A2 is relying less on the daigou – or greymarket trade in which buyers purchase A2's infant formula in Australia and New Zealand for sale in China – as it develops its own sales.
"In the long term, it’s a more solid proposition," Porteous says.
Trustpower shares fell 26 cents, or 3.2 percent, to $8.00 after reporting first-half net profit fell to $38.7 million from $64.9 million in the same six months last year after low hydro inflows and repair costs to a power station.
A number of stocks prized for their dividend yields remain under pressure from rising bond yields.

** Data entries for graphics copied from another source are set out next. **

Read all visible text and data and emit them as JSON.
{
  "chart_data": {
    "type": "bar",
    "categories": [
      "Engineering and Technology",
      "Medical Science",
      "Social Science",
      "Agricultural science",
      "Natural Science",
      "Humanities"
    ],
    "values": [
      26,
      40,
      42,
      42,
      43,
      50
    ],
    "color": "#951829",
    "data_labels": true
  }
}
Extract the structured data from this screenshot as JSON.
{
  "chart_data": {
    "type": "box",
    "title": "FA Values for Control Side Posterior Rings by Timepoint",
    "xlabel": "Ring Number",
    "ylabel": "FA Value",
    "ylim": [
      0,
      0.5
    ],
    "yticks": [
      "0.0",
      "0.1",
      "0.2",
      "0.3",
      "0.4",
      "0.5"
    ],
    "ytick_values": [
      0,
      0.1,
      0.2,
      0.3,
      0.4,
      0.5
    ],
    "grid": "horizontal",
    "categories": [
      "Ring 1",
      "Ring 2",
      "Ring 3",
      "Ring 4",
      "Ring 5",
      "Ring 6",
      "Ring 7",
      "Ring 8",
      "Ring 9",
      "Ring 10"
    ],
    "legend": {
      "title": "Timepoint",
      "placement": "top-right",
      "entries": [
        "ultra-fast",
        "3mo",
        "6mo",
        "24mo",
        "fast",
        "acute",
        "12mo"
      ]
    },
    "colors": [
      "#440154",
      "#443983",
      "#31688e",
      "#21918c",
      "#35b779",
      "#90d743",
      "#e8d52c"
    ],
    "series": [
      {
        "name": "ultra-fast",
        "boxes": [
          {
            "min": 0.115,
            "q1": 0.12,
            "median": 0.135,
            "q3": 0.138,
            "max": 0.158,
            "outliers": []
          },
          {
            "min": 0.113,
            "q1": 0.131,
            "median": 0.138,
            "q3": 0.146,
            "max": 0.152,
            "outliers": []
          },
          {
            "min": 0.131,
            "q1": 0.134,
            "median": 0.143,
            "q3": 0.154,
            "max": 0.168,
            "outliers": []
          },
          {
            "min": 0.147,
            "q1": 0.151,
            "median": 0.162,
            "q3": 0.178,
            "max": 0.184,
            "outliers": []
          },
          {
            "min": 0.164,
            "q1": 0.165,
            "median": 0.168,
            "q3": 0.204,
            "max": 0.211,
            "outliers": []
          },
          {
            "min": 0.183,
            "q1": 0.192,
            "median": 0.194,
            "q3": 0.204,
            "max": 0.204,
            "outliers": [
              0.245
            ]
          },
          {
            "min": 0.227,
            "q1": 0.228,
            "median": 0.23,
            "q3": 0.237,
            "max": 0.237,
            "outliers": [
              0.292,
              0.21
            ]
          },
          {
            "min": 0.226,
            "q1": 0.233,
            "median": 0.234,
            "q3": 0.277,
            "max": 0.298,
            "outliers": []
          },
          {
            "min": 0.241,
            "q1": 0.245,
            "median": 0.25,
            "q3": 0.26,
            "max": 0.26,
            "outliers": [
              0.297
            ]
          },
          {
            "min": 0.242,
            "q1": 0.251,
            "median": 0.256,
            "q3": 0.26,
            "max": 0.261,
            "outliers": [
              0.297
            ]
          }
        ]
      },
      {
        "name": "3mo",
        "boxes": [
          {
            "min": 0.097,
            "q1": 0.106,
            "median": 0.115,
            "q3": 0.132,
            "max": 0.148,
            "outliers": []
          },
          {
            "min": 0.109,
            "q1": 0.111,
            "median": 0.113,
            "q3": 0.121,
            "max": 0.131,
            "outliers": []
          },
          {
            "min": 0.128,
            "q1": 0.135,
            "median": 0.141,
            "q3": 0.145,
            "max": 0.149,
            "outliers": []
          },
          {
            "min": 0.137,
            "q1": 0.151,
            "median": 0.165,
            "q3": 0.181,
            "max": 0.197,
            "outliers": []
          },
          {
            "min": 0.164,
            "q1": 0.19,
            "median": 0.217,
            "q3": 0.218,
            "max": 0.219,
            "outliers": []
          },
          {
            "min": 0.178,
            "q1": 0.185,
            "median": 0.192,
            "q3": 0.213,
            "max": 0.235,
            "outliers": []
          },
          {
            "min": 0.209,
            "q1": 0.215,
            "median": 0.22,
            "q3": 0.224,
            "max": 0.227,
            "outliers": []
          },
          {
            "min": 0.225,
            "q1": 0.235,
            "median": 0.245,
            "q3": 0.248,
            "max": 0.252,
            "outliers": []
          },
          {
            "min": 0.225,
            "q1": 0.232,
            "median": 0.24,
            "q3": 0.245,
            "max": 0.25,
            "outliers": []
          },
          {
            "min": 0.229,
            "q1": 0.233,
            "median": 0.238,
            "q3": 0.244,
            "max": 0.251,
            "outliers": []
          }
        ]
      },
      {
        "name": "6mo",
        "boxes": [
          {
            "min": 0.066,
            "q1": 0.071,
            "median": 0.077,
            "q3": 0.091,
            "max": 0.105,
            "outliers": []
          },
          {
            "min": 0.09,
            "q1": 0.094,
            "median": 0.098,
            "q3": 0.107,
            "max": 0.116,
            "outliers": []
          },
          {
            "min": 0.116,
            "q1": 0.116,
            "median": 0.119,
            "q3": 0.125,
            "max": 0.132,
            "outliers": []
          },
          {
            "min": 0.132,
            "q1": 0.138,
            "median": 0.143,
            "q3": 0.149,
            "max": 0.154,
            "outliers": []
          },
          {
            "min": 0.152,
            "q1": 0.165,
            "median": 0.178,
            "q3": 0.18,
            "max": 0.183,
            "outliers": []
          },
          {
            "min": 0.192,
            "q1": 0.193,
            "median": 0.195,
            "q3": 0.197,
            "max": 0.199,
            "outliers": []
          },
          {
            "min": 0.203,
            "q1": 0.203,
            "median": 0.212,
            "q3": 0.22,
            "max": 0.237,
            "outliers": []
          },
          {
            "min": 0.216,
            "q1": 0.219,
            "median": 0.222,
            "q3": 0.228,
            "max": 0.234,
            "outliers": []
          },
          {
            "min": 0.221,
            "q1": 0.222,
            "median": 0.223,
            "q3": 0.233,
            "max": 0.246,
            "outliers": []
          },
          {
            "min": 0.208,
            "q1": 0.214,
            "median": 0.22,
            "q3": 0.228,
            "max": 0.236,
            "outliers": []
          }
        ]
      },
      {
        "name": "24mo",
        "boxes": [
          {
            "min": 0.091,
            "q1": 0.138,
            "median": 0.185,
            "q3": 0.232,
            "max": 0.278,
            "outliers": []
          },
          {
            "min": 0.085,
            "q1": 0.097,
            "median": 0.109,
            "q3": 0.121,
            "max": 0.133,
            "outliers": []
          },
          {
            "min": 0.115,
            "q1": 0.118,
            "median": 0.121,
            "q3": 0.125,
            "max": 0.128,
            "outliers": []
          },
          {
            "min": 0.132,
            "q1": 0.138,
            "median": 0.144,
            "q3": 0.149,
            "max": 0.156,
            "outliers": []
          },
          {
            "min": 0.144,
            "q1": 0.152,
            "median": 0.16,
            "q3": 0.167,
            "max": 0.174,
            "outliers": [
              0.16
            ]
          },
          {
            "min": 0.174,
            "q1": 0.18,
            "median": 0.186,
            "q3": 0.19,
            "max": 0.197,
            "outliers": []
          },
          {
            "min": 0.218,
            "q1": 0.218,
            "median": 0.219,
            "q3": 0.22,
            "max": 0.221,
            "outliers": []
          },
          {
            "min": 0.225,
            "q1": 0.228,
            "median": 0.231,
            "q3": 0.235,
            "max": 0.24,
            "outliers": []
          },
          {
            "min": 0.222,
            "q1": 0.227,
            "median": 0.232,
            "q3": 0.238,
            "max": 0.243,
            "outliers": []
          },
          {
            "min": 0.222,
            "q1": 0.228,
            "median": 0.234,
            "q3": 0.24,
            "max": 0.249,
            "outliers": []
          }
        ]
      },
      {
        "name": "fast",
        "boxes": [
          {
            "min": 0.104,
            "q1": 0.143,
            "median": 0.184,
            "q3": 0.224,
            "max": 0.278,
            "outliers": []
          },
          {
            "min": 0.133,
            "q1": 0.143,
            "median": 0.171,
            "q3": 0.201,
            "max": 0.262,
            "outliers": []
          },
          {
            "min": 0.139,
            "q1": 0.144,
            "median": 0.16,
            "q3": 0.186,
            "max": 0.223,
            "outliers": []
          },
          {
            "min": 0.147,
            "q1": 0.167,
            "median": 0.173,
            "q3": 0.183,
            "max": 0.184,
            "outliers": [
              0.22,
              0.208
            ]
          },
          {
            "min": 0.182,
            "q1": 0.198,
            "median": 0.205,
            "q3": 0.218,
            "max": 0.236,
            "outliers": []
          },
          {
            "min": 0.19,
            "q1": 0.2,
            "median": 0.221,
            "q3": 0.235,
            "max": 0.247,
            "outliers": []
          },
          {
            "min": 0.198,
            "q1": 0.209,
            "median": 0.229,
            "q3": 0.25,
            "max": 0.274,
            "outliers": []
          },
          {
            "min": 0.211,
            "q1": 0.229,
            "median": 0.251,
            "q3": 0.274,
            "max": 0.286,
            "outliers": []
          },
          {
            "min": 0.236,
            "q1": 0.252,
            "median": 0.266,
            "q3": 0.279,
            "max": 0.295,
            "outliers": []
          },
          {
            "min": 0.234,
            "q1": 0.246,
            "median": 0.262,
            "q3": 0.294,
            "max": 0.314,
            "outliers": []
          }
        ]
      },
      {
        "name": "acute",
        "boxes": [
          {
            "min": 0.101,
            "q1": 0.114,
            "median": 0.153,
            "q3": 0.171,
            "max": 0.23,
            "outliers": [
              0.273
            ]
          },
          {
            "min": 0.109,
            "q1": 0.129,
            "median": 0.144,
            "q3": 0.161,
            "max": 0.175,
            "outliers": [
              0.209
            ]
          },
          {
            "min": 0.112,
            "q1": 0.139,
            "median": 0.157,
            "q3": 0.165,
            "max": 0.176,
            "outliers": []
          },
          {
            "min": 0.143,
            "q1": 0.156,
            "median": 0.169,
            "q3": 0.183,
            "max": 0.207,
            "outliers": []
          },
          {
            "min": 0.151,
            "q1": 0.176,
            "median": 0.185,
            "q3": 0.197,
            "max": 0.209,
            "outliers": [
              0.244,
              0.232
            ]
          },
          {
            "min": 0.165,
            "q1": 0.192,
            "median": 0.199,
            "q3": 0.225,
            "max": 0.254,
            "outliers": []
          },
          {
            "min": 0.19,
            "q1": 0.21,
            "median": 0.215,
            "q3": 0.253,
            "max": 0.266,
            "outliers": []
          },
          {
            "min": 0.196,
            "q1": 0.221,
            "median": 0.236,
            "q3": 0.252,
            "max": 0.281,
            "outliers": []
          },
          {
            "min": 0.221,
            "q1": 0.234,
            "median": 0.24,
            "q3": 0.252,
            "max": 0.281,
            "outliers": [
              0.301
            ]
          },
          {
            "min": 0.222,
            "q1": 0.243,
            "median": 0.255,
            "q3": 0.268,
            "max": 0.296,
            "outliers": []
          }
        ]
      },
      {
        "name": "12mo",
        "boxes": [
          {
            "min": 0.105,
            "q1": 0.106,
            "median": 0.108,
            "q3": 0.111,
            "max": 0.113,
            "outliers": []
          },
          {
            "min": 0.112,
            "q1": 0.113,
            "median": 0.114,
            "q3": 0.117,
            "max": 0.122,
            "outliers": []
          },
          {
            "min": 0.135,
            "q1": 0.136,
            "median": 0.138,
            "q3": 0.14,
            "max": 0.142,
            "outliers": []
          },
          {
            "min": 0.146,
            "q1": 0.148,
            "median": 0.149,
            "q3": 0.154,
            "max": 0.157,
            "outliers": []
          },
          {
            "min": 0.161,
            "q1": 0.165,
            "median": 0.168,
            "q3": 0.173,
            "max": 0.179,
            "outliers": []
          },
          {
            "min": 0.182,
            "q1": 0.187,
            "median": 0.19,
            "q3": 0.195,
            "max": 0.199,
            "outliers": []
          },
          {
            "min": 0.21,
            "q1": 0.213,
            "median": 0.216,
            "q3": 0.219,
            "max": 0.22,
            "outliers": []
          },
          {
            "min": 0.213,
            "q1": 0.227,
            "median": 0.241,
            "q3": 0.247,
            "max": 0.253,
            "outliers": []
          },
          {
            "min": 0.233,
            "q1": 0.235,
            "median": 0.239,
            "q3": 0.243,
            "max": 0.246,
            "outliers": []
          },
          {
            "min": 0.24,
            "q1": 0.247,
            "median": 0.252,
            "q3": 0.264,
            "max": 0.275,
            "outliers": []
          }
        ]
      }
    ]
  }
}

They included property securities such as units in Goodman Property Trust, down 1.2 percent at $2.11, electricity generator and retailer Meridian Energy, down 1.3 percent at $4.54, and fellow gentailer Mercury New Zealand, down 0.4 percent at $4.77.
While 10-year swaps ended the day slightly lower at a bid price of 1.4550 percent from 1.5025 percent yesterday, they have risen from 1.2850 in late October.
"The yielders have all been flattening off in the last couple of weeks as interest rates have flattened out," Porteous says.
These yield stocks have enjoyed solid support as interest rates have declined this year with the Reserve Bank cutting its official cash rate from 1.75 percent to 1 percent so far.
Meridian shares, for example, are up nearly 45 percent from a year ago and Mercury shares are up more than 38 percent while the S&P/NZX 50 is up only 24 percent over that period.